There are also studies that show a higher consumption of fruits and vegetables, taking cholesterol-lowering medicine, and high social engagement may help ward off dementia. A Mayo Clinic article addresses the connection between vitamin deficiency and dementia and given the widespread deficiencies we see in the Black community, there is certainly no harm in taking the right amount of vitamin D.
The article also outlines that the National Institutes of Health recommends adults age 70 and younger need 600 international units (IU) of vitamin D daily, and adults over age 70 need 800 IU daily. These recommendations are too low for African Americans who need much higher doses to achieve normal vitamin D levels.

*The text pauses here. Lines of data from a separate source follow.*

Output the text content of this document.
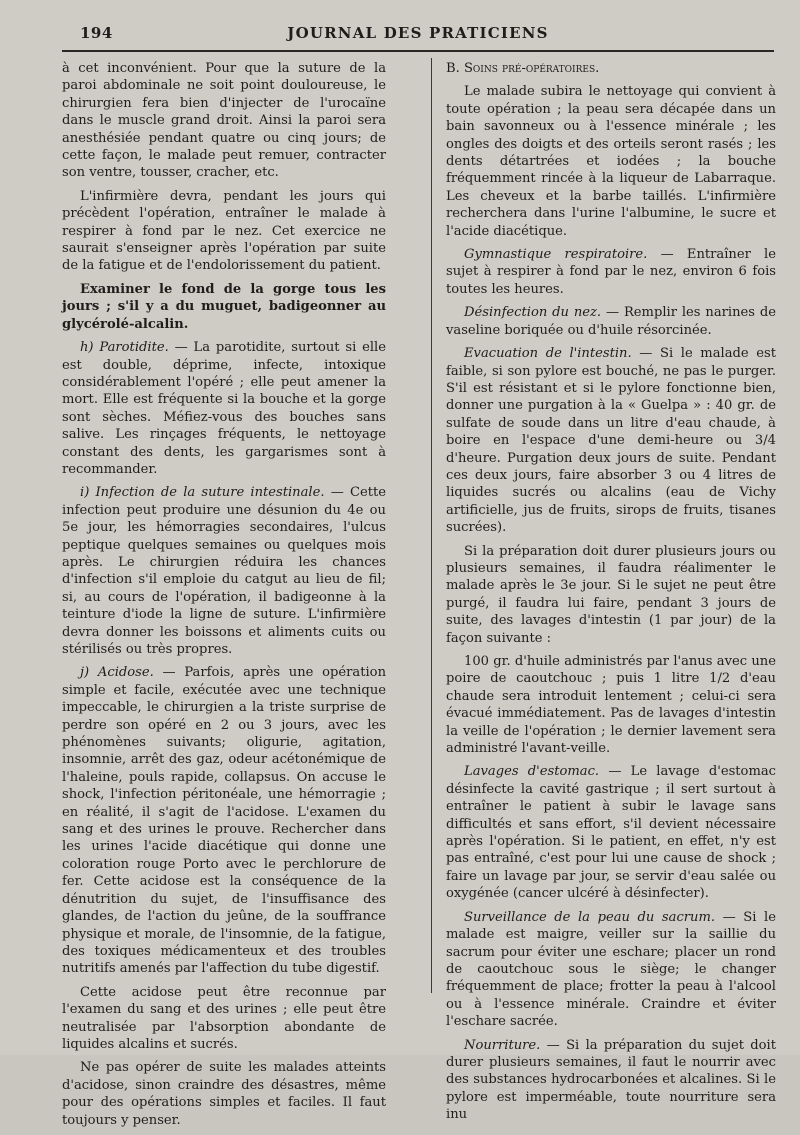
194	JOURNAL DES PRATICIENS

à cet inconvénient. Pour que la suture de la paroi abdominale ne soit point douloureuse, le chirurgien fera bien d'injecter de l'urocaïne dans le muscle grand droit. Ainsi la paroi sera anesthésiée pendant quatre ou cinq jours; de cette façon, le malade peut remuer, contracter son ventre, tousser, cracher, etc.

L'infirmière devra, pendant les jours qui précèdent l'opération, entraîner le malade à respirer à fond par le nez. Cet exercice ne saurait s'enseigner après l'opération par suite de la fatigue et de l'endolorissement du patient.

Examiner le fond de la gorge tous les jours ; s'il y a du muguet, badigeonner au glycérolé-alcalin.

h) Parotidite. — La parotidite, surtout si elle est double, déprime, infecte, intoxique considérablement l'opéré ; elle peut amener la mort. Elle est fréquente si la bouche et la gorge sont sèches. Méfiez-vous des bouches sans salive. Les rinçages fréquents, le nettoyage constant des dents, les gargarismes sont à recommander.

i) Infection de la suture intestinale. — Cette infection peut produire une désunion du 4e ou 5e jour, les hémorragies secondaires, l'ulcus peptique quelques semaines ou quelques mois après. Le chirurgien réduira les chances d'infection s'il emploie du catgut au lieu de fil; si, au cours de l'opération, il badigeonne à la teinture d'iode la ligne de suture. L'infirmière devra donner les boissons et aliments cuits ou stérilisés ou très propres.

j) Acidose. — Parfois, après une opération simple et facile, exécutée avec une technique impeccable, le chirurgien a la triste surprise de perdre son opéré en 2 ou 3 jours, avec les phénomènes suivants; oligurie, agitation, insomnie, arrêt des gaz, odeur acétonémique de l'haleine, pouls rapide, collapsus. On accuse le shock, l'infection péritonéale, une hémorragie ; en réalité, il s'agit de l'acidose. L'examen du sang et des urines le prouve. Rechercher dans les urines l'acide diacétique qui donne une coloration rouge Porto avec le perchlorure de fer. Cette acidose est la conséquence de la dénutrition du sujet, de l'insuffisance des glandes, de l'action du jeûne, de la souffrance physique et morale, de l'insomnie, de la fatigue, des toxiques médicamenteux et des troubles nutritifs amenés par l'affection du tube digestif.

Cette acidose peut être reconnue par l'examen du sang et des urines ; elle peut être neutralisée par l'absorption abondante de liquides alcalins et sucrés.

Ne pas opérer de suite les malades atteints d'acidose, sinon craindre des désastres, même pour des opérations simples et faciles. Il faut toujours y penser.

B. Soins pré-opératoires.

Le malade subira le nettoyage qui convient à toute opération ; la peau sera décapée dans un bain savonneux ou à l'essence minérale ; les ongles des doigts et des orteils seront rasés ; les dents détartrées et iodées ; la bouche fréquemment rincée à la liqueur de Labarraque. Les cheveux et la barbe taillés. L'infirmière recherchera dans l'urine l'albumine, le sucre et l'acide diacétique.

Gymnastique respiratoire. — Entraîner le sujet à respirer à fond par le nez, environ 6 fois toutes les heures.

Désinfection du nez. — Remplir les narines de vaseline boriquée ou d'huile résorcinée.

Evacuation de l'intestin. — Si le malade est faible, si son pylore est bouché, ne pas le purger. S'il est résistant et si le pylore fonctionne bien, donner une purgation à la « Guelpa » : 40 gr. de sulfate de soude dans un litre d'eau chaude, à boire en l'espace d'une demi-heure ou 3/4 d'heure. Purgation deux jours de suite. Pendant ces deux jours, faire absorber 3 ou 4 litres de liquides sucrés ou alcalins (eau de Vichy artificielle, jus de fruits, sirops de fruits, tisanes sucrées).

Si la préparation doit durer plusieurs jours ou plusieurs semaines, il faudra réalimenter le malade après le 3e jour. Si le sujet ne peut être purgé, il faudra lui faire, pendant 3 jours de suite, des lavages d'intestin (1 par jour) de la façon suivante :

100 gr. d'huile administrés par l'anus avec une poire de caoutchouc ; puis 1 litre 1/2 d'eau chaude sera introduit lentement ; celui-ci sera évacué immédiatement. Pas de lavages d'intestin la veille de l'opération ; le dernier lavement sera administré l'avant-veille.

Lavages d'estomac. — Le lavage d'estomac désinfecte la cavité gastrique ; il sert surtout à entraîner le patient à subir le lavage sans difficultés et sans effort, s'il devient nécessaire après l'opération. Si le patient, en effet, n'y est pas entraîné, c'est pour lui une cause de shock ; faire un lavage par jour, se servir d'eau salée ou oxygénée (cancer ulcéré à désinfecter).

Surveillance de la peau du sacrum. — Si le malade est maigre, veiller sur la saillie du sacrum pour éviter une eschare; placer un rond de caoutchouc sous le siège; le changer fréquemment de place; frotter la peau à l'alcool ou à l'essence minérale. Craindre et éviter l'eschare sacrée.

Nourriture. — Si la préparation du sujet doit durer plusieurs semaines, il faut le nourrir avec des substances hydrocarbonées et alcalines. Si le pylore est imperméable, toute nourriture sera inu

Which multivitamin should I take? As a physician, I get this question multiple times a day, every day. And the answer would frequently depend on who was asking. Are they younger or older? Male or female? How is their diet? What race are they? What family disease risks exist? All of these issues influence my answer, and the final answer is yes, there is one best multivitamin for African Americans to take: VitaCode’s Sequence Multivitamins.
Sequence Multivitamins were designed to meet the needs of African American men, women, and the unique needs of older adults.
Vitamin D Deficiency
Because my patient practice is 90 percent African American, the vast majority are severely vitamin D deficient. The normal range for vitamin D levels in the blood is 20 to 80 pg/ml. As an example, I am African American and my initial vitamin D level was 9 pg/ml. Most of my patients also have very low vitamin D levels . . . in fact I’m surprised when I see a normal level in a Black patient. In contrast, most of my patients of other races/ethnicities generally have normal vitamin D levels.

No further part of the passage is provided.